28 U.S.C. § 2412(d)(1)(A). The Tenth Circuit recently held that the EAJA “unambiguously authorize[s] fees in habeas actions challenging immigration detention.” Daley v. Ceja, 158 F.4th 1152, 1159, 1166 (10th Cir. 2025). A fee award is required if (1) the petitioner prevails, (2) the Government’s position was not “substantially justified,” and (3) there are no special circumstances rendering an award of fees unjust. Hackett v. Barnhart, 475 F.3d 1166, 1172 (10th Cir. 2007) (quoting § 2412(d)(1)(A)). While fees are authorized, the EAJA requires that Petitioner, “within thirty days of final judgment in the action, submit to the court an application for fees and other expenses” and allege that “the position of the United States was not substantially justified.” § 2412(d)(1)(A), (B). Upon filing this application, the Government must justify its position in any underlying proceedings and district court litigation. See Hackett, 475 F.3d at 1170. Since the Court grants Petitioner habeas relief, should Petitioner pursue costs and fees, he is instructed to file an EAJA application following the appropriate procedure. CONCLUSION The Court finds that Petitioner’s parole was not lawfully terminated, and thus, he was unlawfully arrested and detained while possessing the entitlement to be paroled. Respondents did not give written notice that his parole would be terminated before the expiration date. Accordingly, the Court finds that the basis for Petitioner’s detention is unlawful. The Court will enter a separate judgment.2 IT IS THEREFORE ORDERED that Petitioner’s Petition (Doc. 1) is hereby GRANTED for reasons described in this Memorandum Opinion and Order. IT IS FURTHER ORDERED that Petitioner be immediately released under the same
conditions of release that were previously in place prior to his detention within 24 hours of the entry of this Order. Respondents are directed not to arrest and detain Petitioner again prior to properly terminating his parole with adequate written notice in accordance with 8 C.F.R. § 212.5(e) and the Due Process Clause. IT IS FINALLY ORDERED that the parties shall file a joint status report within seven (7) days of the entry of this Order.
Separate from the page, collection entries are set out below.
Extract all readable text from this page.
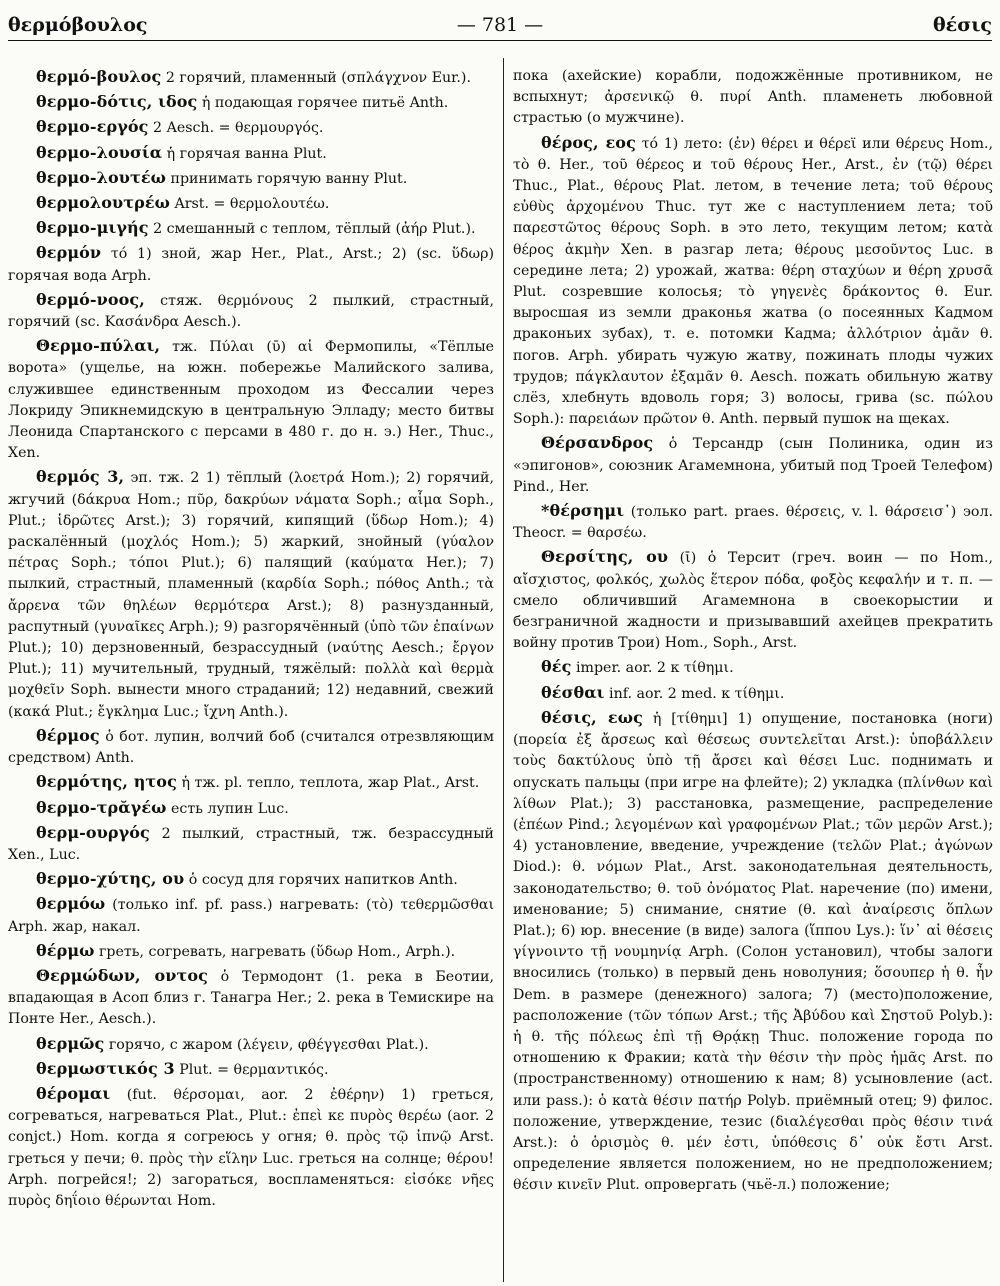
θερμόβουλος	— 781 —	θέσις

θερμό-βουλος 2 горячий, пламенный (σπλάγχνον Eur.).

θερμο-δότις, ιδος ἡ подающая горячее питьё Anth.

θερμο-εργός 2 Aesch. = θερμουργός.

θερμο-λουσία ἡ горячая ванна Plut.

θερμο-λουτέω принимать горячую ванну Plut.

θερμολουτρέω Arst. = θερμολουτέω.

θερμο-μιγής 2 смешанный с теплом, тёплый (ἀήρ Plut.).

θερμόν τό 1) зной, жар Her., Plat., Arst.; 2) (sc. ὕδωρ) горячая вода Arph.

θερμό-νοος, стяж. θερμόνους 2 пылкий, страстный, горячий (sc. Κασάνδρα Aesch.).

Θερμο-πύλαι, тж. Πύλαι (ῡ) αἱ Фермопилы, «Тёплые ворота» (ущелье, на южн. побережье Малийского залива, служившее единственным проходом из Фессалии через Локриду Эпикнемидскую в центральную Элладу; место битвы Леонида Спартанского с персами в 480 г. до н. э.) Her., Thuc., Xen.

θερμός 3, эп. тж. 2 1) тёплый (λοετρά Hom.); 2) горячий, жгучий (δάκρυα Hom.; πῦρ, δακρύων νάματα Soph.; αἷμα Soph., Plut.; ἱδρῶτες Arst.); 3) горячий, кипящий (ὕδωρ Hom.); 4) раскалённый (μοχλός Hom.); 5) жаркий, знойный (γύαλον πέτρας Soph.; τόποι Plut.); 6) палящий (καύματα Her.); 7) пылкий, страстный, пламенный (καρδία Soph.; πόθος Anth.; τὰ ἄρρενα τῶν θηλέων θερμότερα Arst.); 8) разнузданный, распутный (γυναῖκες Arph.); 9) разгорячённый (ὑπὸ τῶν ἐπαίνων Plut.); 10) дерзновенный, безрассудный (ναύτης Aesch.; ἔργον Plut.); 11) мучительный, трудный, тяжёлый: πολλὰ καὶ θερμὰ μοχθεῖν Soph. вынести много страданий; 12) недавний, свежий (κακά Plut.; ἔγκλημα Luc.; ἴχνη Anth.).

θέρμος ὁ бот. лупин, волчий боб (считался отрезвляющим средством) Anth.

θερμότης, ητος ἡ тж. pl. тепло, теплота, жар Plat., Arst.

θερμο-τρᾰγέω есть лупин Luc.

θερμ-ουργός 2 пылкий, страстный, тж. безрассудный Xen., Luc.

θερμο-χύτης, ου ὁ сосуд для горячих напитков Anth.

θερμόω (только inf. pf. pass.) нагревать: (τὸ) τεθερμῶσθαι Arph. жар, накал.

θέρμω греть, согревать, нагревать (ὕδωρ Hom., Arph.).

Θερμώδων, οντος ὁ Термодонт (1. река в Беотии, впадающая в Асоп близ г. Танагра Her.; 2. река в Темискире на Понте Her., Aesch.).

θερμῶς горячо, с жаром (λέγειν, φθέγγεσθαι Plat.).

θερμωστικός 3 Plut. = θερμαντικός.

θέρομαι (fut. θέρσομαι, aor. 2 ἐθέρην) 1) греться, согреваться, нагреваться Plat., Plut.: ἐπεὶ κε πυρὸς θερέω (aor. 2 conjct.) Hom. когда я согреюсь у огня; θ. πρὸς τῷ ἰπνῷ Arst. греться у печи; θ. πρὸς τὴν εἵλην Luc. греться на солнце; θέρου! Arph. погрейся!; 2) загораться, воспламеняться: εἰσόκε νῆες πυρὸς δηΐοιο θέρωνται Hom.

пока (ахейские) корабли, подожжённые противником, не вспыхнут; ἀρσενικῷ θ. πυρί Anth. пламенеть любовной страстью (о мужчине).

θέρος, εος τό 1) лето: (ἐν) θέρει и θέρεϊ или θέρευς Hom., τὸ θ. Her., τοῦ θέρεος и τοῦ θέρους Her., Arst., ἐν (τῷ) θέρει Thuc., Plat., θέρους Plat. летом, в течение лета; τοῦ θέρους εὐθὺς ἀρχομένου Thuc. тут же с наступлением лета; τοῦ παρεστῶτος θέρους Soph. в это лето, текущим летом; κατὰ θέρος ἀκμὴν Xen. в разгар лета; θέρους μεσοῦντος Luc. в середине лета; 2) урожай, жатва: θέρη σταχύων и θέρη χρυσᾶ Plut. созревшие колосья; τὸ γηγενὲς δράκοντος θ. Eur. выросшая из земли драконья жатва (о посеянных Кадмом драконьих зубах), т. е. потомки Кадма; ἀλλότριον ἀμᾶν θ. погов. Arph. убирать чужую жатву, пожинать плоды чужих трудов; πάγκλαυτον ἐξαμᾶν θ. Aesch. пожать обильную жатву слёз, хлебнуть вдоволь горя; 3) волосы, грива (sc. πώλου Soph.): παρειάων πρῶτον θ. Anth. первый пушок на щеках.

Θέρσανδρος ὁ Терсандр (сын Полиника, один из «эпигонов», союзник Агамемнона, убитый под Троей Телефом) Pind., Her.

*θέρσημι (только part. praes. θέρσεις, v. l. θάρσεισ᾽) эол. Theocr. = θαρσέω.

Θερσίτης, ου (ῑ) ὁ Терсит (греч. воин — по Hom., αἴσχιστος, φολκός, χωλὸς ἕτερον πόδα, φοξὸς κεφαλήν и т. п. — смело обличивший Агамемнона в своекорыстии и безграничной жадности и призывавший ахейцев прекратить войну против Трои) Hom., Soph., Arst.

θές imper. aor. 2 к τίθημι.

θέσθαι inf. aor. 2 med. к τίθημι.

θέσις, εως ἡ [τίθημι] 1) опущение, постановка (ноги) (πορεία ἐξ ἄρσεως καὶ θέσεως συντελεῖται Arst.): ὑποβάλλειν τοὺς δακτύλους ὑπὸ τῇ ἄρσει καὶ θέσει Luc. поднимать и опускать пальцы (при игре на флейте); 2) укладка (πλίνθων καὶ λίθων Plat.); 3) расстановка, размещение, распределение (ἐπέων Pind.; λεγομένων καὶ γραφομένων Plat.; τῶν μερῶν Arst.); 4) установление, введение, учреждение (τελῶν Plat.; ἀγώνων Diod.): θ. νόμων Plat., Arst. законодательная деятельность, законодательство; θ. τοῦ ὀνόματος Plat. наречение (по) имени, именование; 5) снимание, снятие (θ. καὶ ἀναίρεσις ὅπλων Plat.); 6) юр. внесение (в виде) залога (ἵππου Lys.): ἵν᾽ αἱ θέσεις γίγνοιντο τῇ νουμηνίᾳ Arph. (Солон установил), чтобы залоги вносились (только) в первый день новолуния; ὅσουπερ ἡ θ. ἦν Dem. в размере (денежного) залога; 7) (место)положение, расположение (τῶν τόπων Arst.; τῆς Ἀβύδου καὶ Σηστοῦ Polyb.): ἡ θ. τῆς πόλεως ἐπὶ τῇ Θρᾴκῃ Thuc. положение города по отношению к Фракии; κατὰ τὴν θέσιν τὴν πρὸς ἡμᾶς Arst. по (пространственному) отношению к нам; 8) усыновление (act. или pass.): ὁ κατὰ θέσιν πατήρ Polyb. приёмный отец; 9) филос. положение, утверждение, тезис (διαλέγεσθαι πρὸς θέσιν τινά Arst.): ὁ ὁρισμὸς θ. μέν ἐστι, ὑπόθεσις δ᾽ οὐκ ἔστι Arst. определение является положением, но не предположением; θέσιν κινεῖν Plut. опровергать (чьё-л.) положение;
______/S/____________________________ KEA W. RIGGS UNITED STATES DISTRICT JUDGE
2 The Court need not delay entry of judgment to wait for Respondents to comply with the Court’s order. The Court “always retains jurisdiction to enforce its lawful judgments, including habeas judgments.” Gall v. Scroggy, 603 F.3d 346, 352 (6th Cir. 2010); Burton v. Johnson, 975 F.2d 690, 693 (10th Cir. 1992) (explaining that district court has authority to enforce its habeas judgment).